Smokeless Tobacco Used During Pregnancy Results in High Blood Pressure in Kids

Children whose mothers used smokeless tobacco during pregnancy have higher blood pressure by the time they’re 5-6 years old compared to peers whose mothers avoided tobacco, a small Swedish study finds. Researchers examined blood pressure in 21 kids exposed in the womb to snus, a moist powdered smokeless tobacco, and 19 children without any prenatal tobacco exposure. In kids exposed to snus, systolic blood pressure – the “top number” averaged 4.2 mmHG (millimeters of mercury) higher than in children without any prenatal tobacco exposure, showing higher pressure exerted by blood against artery walls when the heart beats. But no amount of tobacco exposure is known to be safe during pregnancy, Nordenstam said by email.

The study also looked at each child’s heart rate, which is controlled by a part of the nervous system that is affected by nicotine. Assessing heart-rate variability (HRV), a measure of the heart’s responsiveness to changing demands, the study team found that children of snus users had poorer HRV. Researchers didn’t find an association between prenatal snus exposure and “diastolic” blood pressure – the bottom number – which indicates how much pressure the blood exerts on artery walls when the heart is at rest between beats. Smoking during pregnancy has long been linked to a wide variety of pregnancy complications including preterm births, low birth weight and stillbirth. Kids also have an increased risk of high blood pressure when mothers smoked during pregnancy, previous studies have found.

Pregnant women who used snus were included in the current study only if they used high doses of the tobacco product, providing 48 milligrams or more of nicotine a day, throughout their entire pregnancy. Outcomes for their children were compared to kids of mothers who used no tobacco products at all during pregnancy. None of the kids in the study had parents who smoked cigarettes during pregnancy or during their early childhood.
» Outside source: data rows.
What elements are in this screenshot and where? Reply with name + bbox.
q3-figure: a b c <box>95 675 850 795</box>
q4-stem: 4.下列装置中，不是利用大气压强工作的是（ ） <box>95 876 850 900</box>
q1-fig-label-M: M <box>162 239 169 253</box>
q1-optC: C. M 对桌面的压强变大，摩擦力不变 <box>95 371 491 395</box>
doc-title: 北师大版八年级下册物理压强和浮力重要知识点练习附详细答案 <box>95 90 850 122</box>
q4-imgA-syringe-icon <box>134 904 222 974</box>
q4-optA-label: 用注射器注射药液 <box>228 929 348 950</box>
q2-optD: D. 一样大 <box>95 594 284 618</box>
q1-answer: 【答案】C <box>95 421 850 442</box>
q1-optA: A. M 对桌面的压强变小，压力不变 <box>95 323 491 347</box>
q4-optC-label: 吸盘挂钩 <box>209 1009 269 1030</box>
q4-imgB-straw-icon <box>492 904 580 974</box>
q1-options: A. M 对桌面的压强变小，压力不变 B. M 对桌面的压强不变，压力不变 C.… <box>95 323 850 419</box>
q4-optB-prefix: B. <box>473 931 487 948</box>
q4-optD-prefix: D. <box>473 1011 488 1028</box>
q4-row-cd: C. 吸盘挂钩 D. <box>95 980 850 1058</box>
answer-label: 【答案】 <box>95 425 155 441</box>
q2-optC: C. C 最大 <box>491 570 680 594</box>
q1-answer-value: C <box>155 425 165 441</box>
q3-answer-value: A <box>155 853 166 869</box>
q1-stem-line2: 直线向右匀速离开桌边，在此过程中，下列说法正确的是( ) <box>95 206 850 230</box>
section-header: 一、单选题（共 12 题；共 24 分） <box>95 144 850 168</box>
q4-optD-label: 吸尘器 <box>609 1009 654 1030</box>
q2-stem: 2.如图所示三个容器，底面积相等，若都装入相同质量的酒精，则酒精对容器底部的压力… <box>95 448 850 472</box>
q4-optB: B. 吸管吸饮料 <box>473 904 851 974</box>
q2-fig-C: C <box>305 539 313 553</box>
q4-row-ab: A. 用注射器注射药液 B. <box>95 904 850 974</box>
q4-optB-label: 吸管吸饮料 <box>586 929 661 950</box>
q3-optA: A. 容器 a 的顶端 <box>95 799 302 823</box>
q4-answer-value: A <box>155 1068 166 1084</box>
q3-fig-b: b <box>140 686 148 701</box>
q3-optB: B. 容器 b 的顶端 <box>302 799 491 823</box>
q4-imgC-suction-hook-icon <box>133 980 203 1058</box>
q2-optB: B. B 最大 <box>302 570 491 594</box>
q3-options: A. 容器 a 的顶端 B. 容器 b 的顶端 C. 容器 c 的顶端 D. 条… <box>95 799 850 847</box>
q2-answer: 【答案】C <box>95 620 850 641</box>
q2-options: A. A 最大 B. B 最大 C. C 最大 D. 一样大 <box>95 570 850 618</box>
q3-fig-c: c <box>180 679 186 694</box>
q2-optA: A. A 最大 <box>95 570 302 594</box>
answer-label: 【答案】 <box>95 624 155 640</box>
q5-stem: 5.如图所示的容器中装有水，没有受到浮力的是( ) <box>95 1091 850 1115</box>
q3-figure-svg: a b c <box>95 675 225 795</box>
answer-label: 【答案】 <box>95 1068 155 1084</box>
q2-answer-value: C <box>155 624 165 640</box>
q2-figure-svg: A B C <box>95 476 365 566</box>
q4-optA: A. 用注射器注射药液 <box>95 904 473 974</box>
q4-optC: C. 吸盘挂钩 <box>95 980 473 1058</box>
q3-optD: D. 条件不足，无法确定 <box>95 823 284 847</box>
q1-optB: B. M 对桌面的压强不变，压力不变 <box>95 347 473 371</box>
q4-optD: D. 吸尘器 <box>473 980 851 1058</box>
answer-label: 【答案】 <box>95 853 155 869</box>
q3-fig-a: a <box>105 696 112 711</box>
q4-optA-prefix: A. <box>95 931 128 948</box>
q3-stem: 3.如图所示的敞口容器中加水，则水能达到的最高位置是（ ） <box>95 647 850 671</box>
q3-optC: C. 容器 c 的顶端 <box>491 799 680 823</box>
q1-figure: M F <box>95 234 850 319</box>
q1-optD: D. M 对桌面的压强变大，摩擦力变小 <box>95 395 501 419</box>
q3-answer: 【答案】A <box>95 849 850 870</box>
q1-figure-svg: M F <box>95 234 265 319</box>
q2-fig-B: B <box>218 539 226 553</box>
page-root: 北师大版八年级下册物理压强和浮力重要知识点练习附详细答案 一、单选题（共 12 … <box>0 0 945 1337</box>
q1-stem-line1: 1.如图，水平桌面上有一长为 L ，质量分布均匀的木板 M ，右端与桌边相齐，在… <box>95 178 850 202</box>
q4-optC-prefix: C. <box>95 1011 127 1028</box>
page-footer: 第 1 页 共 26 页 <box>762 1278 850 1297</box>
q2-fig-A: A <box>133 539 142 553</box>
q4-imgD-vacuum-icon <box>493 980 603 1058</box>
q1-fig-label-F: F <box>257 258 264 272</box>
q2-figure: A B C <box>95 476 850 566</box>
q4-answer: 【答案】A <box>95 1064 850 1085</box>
The differences in systolic blood pressure between children with and without snus exposure in the study were larger than the 1 to 3 mmHG difference found in some recent studies of cigarette smoking in pregnancy, researchers note in the Journal of the American Heart Association.

Beyond its small size, other limitations of the study include the lack of long-term data to determine whether and how snus exposure during pregnancy might lead to lasting cardiovascular problems for the children. But blood pressure does tend to follow a trajectory that begins in childhood, making kids with even slightly elevated numbers more likely to develop hypertension as adults, researchers note.